There’s not much in the way of AR apps on the Marketplace at the moment, in fact, there's only one. So, if you happen to have an LG WP7 handset, then you’ll be lucky enough to get a free exclusive of the only piece of software with access to Microsoft's camera software. ScanSearch taps into your choice of Google or Bing and will bring you back results of restaurants, cafes, bars, hotels, banks, public transport and all that jazz, and displays it based on your location when you hold the phone up on a background of the real picture of the streets around you, as supplied by your phone’s camera. As is usual with these things, you can then wave you handset about you to discover which results are closer and in which direction they’re in.

What makes ScanSearch stand out above other AR apps on different mobile platforms is that, if you point the phone with the camera facing to the ground, it brings up the results on a radar type map all at once which gives a better look at the whole picture. If you do the opposite and hold the camera up to the clouds, it brings you a local weather report. What’s more, it’s all integrated with really smart graphics and tasteful GUI. It might not be the fastest way to work out where to go, but it’s certainly entertaining.

 


 

Bing Maps (pre-installed)

You don’t really have a lot of choice here but, fortunately, the mapping application that comes with WP7 is actually rather good. While Google Maps is the choice for most, Bing Maps is just as worthy a program. The phone version doesn’t have all the richness of the desktop application but you still get the search function, navigation and the choice of both road and satellite views.
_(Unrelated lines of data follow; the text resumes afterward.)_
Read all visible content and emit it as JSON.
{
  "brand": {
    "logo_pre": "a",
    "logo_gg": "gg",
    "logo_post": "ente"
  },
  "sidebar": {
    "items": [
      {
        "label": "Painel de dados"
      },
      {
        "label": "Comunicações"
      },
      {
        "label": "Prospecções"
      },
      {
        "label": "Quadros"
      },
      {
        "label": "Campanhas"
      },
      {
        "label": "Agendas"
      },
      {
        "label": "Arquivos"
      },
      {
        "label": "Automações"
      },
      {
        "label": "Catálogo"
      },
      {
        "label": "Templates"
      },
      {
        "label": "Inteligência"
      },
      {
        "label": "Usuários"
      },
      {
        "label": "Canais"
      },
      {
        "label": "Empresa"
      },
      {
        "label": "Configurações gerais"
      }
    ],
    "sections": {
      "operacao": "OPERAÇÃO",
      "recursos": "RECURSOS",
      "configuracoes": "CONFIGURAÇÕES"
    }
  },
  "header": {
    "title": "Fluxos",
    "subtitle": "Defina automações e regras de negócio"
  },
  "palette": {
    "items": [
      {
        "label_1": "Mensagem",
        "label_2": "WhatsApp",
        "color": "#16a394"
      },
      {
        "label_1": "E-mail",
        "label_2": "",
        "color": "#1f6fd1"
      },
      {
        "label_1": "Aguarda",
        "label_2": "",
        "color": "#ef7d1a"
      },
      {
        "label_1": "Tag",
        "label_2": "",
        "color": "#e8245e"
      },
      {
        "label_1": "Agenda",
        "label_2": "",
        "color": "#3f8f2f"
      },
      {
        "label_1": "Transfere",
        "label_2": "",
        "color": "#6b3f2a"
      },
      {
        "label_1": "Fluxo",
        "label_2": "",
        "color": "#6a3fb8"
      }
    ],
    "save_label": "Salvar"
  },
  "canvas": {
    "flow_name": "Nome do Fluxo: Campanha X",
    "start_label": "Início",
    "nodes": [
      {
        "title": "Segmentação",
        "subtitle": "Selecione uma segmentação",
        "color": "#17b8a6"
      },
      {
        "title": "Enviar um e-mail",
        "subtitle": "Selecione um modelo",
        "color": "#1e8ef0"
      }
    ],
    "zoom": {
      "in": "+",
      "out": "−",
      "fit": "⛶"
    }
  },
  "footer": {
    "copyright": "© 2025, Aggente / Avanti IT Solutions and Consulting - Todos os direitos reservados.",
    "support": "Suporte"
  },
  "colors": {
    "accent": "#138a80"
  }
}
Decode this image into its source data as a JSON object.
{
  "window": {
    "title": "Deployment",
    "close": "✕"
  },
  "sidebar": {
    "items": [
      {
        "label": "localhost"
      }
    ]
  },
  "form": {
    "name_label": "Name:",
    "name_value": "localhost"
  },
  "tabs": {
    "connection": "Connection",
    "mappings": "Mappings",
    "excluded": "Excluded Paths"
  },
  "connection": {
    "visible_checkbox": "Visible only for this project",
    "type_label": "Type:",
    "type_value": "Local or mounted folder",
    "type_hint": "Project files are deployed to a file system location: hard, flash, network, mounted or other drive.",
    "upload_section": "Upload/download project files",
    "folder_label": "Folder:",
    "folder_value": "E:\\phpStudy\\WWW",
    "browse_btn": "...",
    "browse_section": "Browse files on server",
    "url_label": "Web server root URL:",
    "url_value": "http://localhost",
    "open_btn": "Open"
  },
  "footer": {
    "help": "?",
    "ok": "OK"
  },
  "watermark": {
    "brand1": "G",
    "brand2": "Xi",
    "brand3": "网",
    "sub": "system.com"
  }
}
Where it does have the edge over Google Maps, say, on Android, is that pinching and zooming and moving about on the screen is much slicker and smoother. Either way, of course, you’ve got no option here, but the message is not to be afraid to enjoy it.

 


 

Traffic Tips (free)

Traffic Tips is a condensed version of a navigation app. It brings you information about what you specifically need to know about the state of the traffic on the roads you're about to drive on. The way it works is that you put in your regular journey to work by using your start address and your finish address. You do that the first time only and it will sit there as the default forever more. Then, each morning when you get up, you just open up the app and Traffic Tips searches the traffic information on Bing Maps of the roads in between the two locations for any warnings, and it’ll display any issues on the screen for you to avoid. Very simple. Very effective.

 


 

Geotagged list (free)

Geotagged list is quite a nice way of recording your memories or the special places that you would like to revisit. It’s got quite a friendly GUI which allows you to take photos and name them, and then it automatically geo-tags them and marks them on Bing Maps for you. All you need to do later is then browse the list of photos to find out where it was. It’s not a service that you can’t do any other way and it’s not perfect either, but it is worth using and it is free.

 


 

OneBusAway (free)

There’s an excellent chance that this app is completely useless for you. Don’t worry. It’s completely useless for us too. That’s because it’s all about bus information in Seattle. The reason we’ve included it in this list, though, is because it’s still a fantastic app and an example for other developers in other cities to follow. OneBusAway supplies real time bus information displayed onto a map of Seattle so that you know exactly which bus you ought to be waiting for and whether, in fact, you might be better off walking instead. What’s more, this makes buses much more usable for tourists who aren’t going to know when to get off. The app displays the location on the map at all times and has the stops marked so that you know when you’ve reached your destination. Bring on OneBusAway International.